Brand Strength is the part of our analysis most directly and easily influenced by those responsible for marketing and brand management. In order to determine the strength of a brand we have developed the Brand Strength Index (BSI). We analyse marketing investment, brand equity (the goodwill accumulated with customers, staff and other stakeholders) and finally the impact of those on business performance. Following this analysis, each brand is assigned a BSI score out of 100, which is fed into the brand value calculation. Based on the score, each brand in the league table is assigned a rating between AAA+ and D in a format similar to a credit rating. AAA+ brands are exceptionally strong and well managed while a failing brand would be assigned a D grade.
Brand Finance calculates the values of the brands in its league tables using the ‘Royalty Relief approach’. This approach involves estimating the likely future sales that are attributable to a brand and calculating a royalty rate that would be charged for the use of the brand, i.e. what the owner would have to pay for the use of the brand—assuming it were not already owned.
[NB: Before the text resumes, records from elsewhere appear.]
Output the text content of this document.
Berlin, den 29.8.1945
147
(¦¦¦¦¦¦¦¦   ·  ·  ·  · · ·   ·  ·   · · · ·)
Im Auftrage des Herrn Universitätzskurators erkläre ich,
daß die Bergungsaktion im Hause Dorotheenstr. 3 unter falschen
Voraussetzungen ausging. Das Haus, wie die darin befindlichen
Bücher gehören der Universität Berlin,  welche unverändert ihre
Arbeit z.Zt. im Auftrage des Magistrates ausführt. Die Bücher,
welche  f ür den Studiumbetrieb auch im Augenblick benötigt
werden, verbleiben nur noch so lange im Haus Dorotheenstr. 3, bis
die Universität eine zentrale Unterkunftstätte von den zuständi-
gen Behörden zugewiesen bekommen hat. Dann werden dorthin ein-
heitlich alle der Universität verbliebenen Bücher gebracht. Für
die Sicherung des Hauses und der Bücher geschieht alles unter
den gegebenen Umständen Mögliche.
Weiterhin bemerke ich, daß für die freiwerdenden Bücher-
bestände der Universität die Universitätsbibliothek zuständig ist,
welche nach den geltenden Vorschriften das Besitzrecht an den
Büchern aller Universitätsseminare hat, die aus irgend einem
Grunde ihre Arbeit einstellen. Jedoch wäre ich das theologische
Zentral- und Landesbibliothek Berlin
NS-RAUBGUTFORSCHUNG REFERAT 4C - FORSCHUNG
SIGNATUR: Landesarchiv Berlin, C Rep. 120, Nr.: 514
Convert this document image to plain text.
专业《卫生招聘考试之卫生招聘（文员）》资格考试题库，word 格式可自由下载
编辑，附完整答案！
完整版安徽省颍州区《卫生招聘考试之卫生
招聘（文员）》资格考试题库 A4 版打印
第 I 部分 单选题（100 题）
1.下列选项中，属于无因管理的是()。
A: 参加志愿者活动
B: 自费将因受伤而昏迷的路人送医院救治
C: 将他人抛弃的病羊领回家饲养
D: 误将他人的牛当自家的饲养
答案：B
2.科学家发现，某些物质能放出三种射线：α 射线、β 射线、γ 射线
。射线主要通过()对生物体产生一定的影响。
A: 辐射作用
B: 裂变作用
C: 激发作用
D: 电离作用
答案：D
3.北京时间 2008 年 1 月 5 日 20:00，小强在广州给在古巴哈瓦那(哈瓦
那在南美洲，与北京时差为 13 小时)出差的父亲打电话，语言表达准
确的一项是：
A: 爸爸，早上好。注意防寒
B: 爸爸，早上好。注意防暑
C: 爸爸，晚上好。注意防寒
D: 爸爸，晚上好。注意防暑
The steps in this process are as follows:
1 Calculate brand strength on a scale of 0 to 100 based on a number of attributes such as emotional connection, financial performance and sustainability, among others. This score is known as the Brand Strength Index, and is calculated using brand data from the BrandAsset® Valuator database, the world’s largest database of brands, which measures brand equity, consideration and emotional imagery attributes to assess brand personality in a category agnostic manner.
2 Determine the royalty rate range for the respective brand sectors. This is done by reviewing comparable licensing agreements sourced from Brand Finance’s extensive database of license agreements and other online databases.
3 Calculate royalty rate. The brand strength score is applied to the royalty rate range to arrive at a royalty rate. For example, if the royalty rate range in a brand’s sector is 0-5% and a brand has a brand strength score of 80 out of 100, then an appropriate royalty rate for the use of this brand in the given sector will be 4%.
4 Determine brand specific revenues estimating a proportion of parent company revenues attributable to a specific brand.
5 Determine forecast brand specific revenues using a function of historic revenues, equity analyst forecasts and economic growth rates.
6 Apply the royalty rate to the forecast revenues to derive brand revenues.
7 Brand revenues are discounted post tax to a net present value which equals the brand value.